As Marias - Giselle Sato

Cinco em ponto ela despertou, abriu as cortinas e sorriu para mais um dia. Após o banho, o perfume da água de colônia encheu a casa antiga e bem conservada. Meia hora depois, o café estava pronto e o leite fervido. Movimenta-se devagar, sentindo as dores causadas pela artrite, pediu forças a Deus enquanto cortava o pão “dormido’’ em fatias finíssimas:

- É preciso aproveitar tudo, não desperdiçar nada e transformar as sobras de comida... Nada de desperdícios! –Tinha por hábito resmungar baixinho, falando consigo e tirando conclusões.

Olhou o relógio da cozinha e, no instante seguinte, quatro crianças entraram em silencio. Uniformizadas e com os cabelos úmidos do banho, rostos sérios e compenetrados. Ela sorriu satisfeita, sentou-se na cabeceira da mesa e fizeram a oração matinal.

As pequenas observavam a mulher, com os olhos vidrados no queijo e geléia. Cada vez que ela afundava a faca no pote, imaginavam o sabor doce da fruta e quase podiam sentir o gosto:

- Parem de olhar, parecem um bando de esfomeados, o governo dá merenda e vocês podem esperar. São sortudas por terem um teto. A mãe de vocês era uma drogada que morreu na rua. Ninguém sabe nem seus nomes. Inventaram esta coisa de nome de santa: Maria da Luz, da Gloria, da Graça, da Encarnação e até Maria de Jesus. Coisa horrível! Coisa das freiras... Por mim, mudava tudo, mas não deixaram.

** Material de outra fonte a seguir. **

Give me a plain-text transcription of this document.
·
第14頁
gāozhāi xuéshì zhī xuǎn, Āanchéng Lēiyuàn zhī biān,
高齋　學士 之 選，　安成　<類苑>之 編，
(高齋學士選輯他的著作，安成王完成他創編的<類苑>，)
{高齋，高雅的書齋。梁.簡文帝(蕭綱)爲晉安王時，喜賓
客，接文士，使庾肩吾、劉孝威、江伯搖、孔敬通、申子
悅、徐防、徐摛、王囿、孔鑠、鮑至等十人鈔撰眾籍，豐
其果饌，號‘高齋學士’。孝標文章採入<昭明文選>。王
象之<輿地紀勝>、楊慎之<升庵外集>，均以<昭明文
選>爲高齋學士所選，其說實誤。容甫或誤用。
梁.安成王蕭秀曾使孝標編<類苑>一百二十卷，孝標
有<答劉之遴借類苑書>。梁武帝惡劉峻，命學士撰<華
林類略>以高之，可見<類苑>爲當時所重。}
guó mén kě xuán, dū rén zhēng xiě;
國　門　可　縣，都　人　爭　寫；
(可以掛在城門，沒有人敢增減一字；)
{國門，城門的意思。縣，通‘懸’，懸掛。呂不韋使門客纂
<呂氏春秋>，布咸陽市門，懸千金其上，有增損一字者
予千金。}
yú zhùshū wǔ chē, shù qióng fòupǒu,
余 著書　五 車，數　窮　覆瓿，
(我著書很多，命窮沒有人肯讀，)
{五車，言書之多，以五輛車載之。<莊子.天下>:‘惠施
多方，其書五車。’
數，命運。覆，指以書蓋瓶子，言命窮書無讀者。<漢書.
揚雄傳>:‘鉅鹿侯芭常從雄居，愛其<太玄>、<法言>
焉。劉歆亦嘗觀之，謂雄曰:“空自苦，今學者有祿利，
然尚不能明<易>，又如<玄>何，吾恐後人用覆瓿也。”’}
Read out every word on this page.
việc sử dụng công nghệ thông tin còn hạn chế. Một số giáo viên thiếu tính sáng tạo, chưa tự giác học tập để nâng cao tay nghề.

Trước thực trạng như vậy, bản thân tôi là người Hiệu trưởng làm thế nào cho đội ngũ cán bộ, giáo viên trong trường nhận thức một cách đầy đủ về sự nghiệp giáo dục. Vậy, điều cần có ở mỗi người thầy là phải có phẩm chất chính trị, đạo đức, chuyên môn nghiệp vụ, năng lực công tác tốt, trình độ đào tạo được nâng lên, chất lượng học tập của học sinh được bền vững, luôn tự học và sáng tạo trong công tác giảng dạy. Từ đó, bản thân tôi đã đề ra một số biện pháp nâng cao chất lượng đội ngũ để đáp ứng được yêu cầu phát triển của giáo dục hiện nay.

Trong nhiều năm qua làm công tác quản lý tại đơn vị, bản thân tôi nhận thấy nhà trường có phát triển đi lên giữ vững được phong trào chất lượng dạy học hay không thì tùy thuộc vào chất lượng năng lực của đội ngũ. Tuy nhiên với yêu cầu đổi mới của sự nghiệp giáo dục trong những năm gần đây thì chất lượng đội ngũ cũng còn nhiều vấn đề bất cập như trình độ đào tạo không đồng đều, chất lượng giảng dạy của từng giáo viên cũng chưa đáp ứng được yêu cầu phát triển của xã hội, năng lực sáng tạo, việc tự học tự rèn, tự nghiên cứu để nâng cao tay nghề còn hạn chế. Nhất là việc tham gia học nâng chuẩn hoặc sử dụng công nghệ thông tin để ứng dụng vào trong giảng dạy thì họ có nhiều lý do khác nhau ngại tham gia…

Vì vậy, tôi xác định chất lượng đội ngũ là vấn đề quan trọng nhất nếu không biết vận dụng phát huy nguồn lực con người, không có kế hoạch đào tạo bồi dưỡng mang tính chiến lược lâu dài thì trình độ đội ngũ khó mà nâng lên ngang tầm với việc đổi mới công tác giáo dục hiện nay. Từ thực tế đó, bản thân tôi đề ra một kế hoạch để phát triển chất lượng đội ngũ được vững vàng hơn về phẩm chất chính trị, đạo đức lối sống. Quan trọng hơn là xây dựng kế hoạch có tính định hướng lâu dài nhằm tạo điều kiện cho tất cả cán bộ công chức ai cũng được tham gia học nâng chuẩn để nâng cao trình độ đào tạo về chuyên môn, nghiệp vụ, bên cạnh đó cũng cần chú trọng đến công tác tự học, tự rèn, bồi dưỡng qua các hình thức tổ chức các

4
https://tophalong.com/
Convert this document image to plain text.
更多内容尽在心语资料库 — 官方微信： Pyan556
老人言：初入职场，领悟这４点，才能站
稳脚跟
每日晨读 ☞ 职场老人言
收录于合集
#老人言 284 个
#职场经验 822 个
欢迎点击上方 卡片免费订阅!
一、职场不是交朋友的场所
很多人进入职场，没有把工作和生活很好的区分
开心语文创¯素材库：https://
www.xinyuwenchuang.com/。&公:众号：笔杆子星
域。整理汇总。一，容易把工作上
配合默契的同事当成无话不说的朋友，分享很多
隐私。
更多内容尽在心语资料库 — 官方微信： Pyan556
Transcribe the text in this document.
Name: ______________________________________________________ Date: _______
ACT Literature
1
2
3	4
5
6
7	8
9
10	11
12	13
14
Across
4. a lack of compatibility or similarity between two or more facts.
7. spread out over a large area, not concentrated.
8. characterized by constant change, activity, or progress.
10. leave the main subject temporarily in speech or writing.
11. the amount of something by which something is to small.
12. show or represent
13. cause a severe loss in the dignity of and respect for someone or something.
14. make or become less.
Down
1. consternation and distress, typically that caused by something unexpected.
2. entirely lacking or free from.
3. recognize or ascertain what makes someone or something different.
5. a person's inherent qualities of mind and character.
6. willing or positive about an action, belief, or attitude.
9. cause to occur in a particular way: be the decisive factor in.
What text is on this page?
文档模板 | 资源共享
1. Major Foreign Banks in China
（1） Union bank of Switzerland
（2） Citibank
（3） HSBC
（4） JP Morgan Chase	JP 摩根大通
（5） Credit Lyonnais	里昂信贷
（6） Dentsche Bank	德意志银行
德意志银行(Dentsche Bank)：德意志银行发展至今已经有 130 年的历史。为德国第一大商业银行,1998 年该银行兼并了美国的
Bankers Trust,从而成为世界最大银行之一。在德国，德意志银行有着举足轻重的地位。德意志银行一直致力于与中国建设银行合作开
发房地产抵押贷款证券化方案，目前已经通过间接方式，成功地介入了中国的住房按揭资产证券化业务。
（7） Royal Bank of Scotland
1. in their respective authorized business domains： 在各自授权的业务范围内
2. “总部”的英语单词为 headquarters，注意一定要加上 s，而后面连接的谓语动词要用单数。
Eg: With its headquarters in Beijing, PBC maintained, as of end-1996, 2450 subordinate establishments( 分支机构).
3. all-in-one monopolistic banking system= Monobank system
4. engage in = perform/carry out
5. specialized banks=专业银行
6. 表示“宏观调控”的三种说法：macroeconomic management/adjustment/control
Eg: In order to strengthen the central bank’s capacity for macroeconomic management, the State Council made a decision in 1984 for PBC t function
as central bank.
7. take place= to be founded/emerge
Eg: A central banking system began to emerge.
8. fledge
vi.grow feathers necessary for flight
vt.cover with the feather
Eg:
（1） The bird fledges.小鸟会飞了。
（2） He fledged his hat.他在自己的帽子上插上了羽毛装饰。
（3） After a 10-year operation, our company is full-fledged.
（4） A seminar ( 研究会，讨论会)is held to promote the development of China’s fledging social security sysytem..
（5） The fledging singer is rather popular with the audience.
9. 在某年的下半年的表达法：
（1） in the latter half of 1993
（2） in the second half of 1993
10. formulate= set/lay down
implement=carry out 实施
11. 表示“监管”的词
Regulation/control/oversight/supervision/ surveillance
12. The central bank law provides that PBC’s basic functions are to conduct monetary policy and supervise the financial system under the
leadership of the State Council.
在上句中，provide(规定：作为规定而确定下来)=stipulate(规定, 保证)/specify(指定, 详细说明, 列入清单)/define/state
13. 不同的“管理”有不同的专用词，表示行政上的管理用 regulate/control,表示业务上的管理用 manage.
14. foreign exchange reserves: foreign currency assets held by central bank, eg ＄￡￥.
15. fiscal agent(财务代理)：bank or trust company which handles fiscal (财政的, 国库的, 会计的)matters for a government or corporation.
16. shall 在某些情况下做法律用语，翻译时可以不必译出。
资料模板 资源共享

Finalmente a buzina da Kombi que as transportava até a escola, o som significava mingaus e outras delícias. Um gesto e foram liberadas. Apesar de aliviadas, não esboçaram a menor reação. Saíram de mãos dadas, como de costume. As cinco irmãs haviam sido trazidas juntas, eram muito unidas e cuidavam uma da outra. A mais nova era um fiapo de gente, quase não falava e, por isso, Dona Célia costumava implicar bastante, acusando-a de fingida. Muitas pessoas adotaram as menores, mas depois de algum tempo, devolviam a criança doente e tão debilitada, que o juizado não permitiu que fossem separadas. Quando Dona Célia apareceu e concordou em levar as irmãs, foi um alivio geral para o orfanato.

Uma figura pequena e franzina carregava o aspirador de pó com dificuldade. As camas das outras crianças já estão arrumadas e o quarto da senhora também. Faltava passar pano nos móveis, limpar os banheiros e a cozinha. Levaria o dia inteiro para terminar todas as tarefas, mas já estava acostumada e nunca se queixou. Ela só tinha nove anos e nunca soube ser criança.

Maria da Luz sentia muita fome e não conseguia controlar o choro. Dona Célia, irritada com a menina sempre faminta, conseguiu um fortíssimo vermífugo com o farmacêutico. A pobre criança, após ingerir todo o conteúdo de uma só vez, começou a passar mal e os pequenos vermes, saíram até pelos olhos... Um horror que fez os demais meninos gritarem descontrolados.

Naturalmente todos foram punidos e, naquela noite, Maria da Luz dormiu no quintal escuro e frio. Depois daquele dia, a menina nunca mais foi à escola. Dona Célia tinha medo que ela repetisse a cena na frente dos professores. Conseguiu convencer o diretor de que Maria estava muito doente, e assim passaram-se os dias... Semanas e, por fim, esqueceram a menina.

Oito horas. Hora de ir até o mercado. Usando a bengala para auxiliar a caminhada diária e a bolsa de compras na outra mão, a velha senhora deixa a casa. Toda a vizinhança admirava Dona Celinha, mesmo criando cinco crianças, estava sempre bem humorada e sorridente.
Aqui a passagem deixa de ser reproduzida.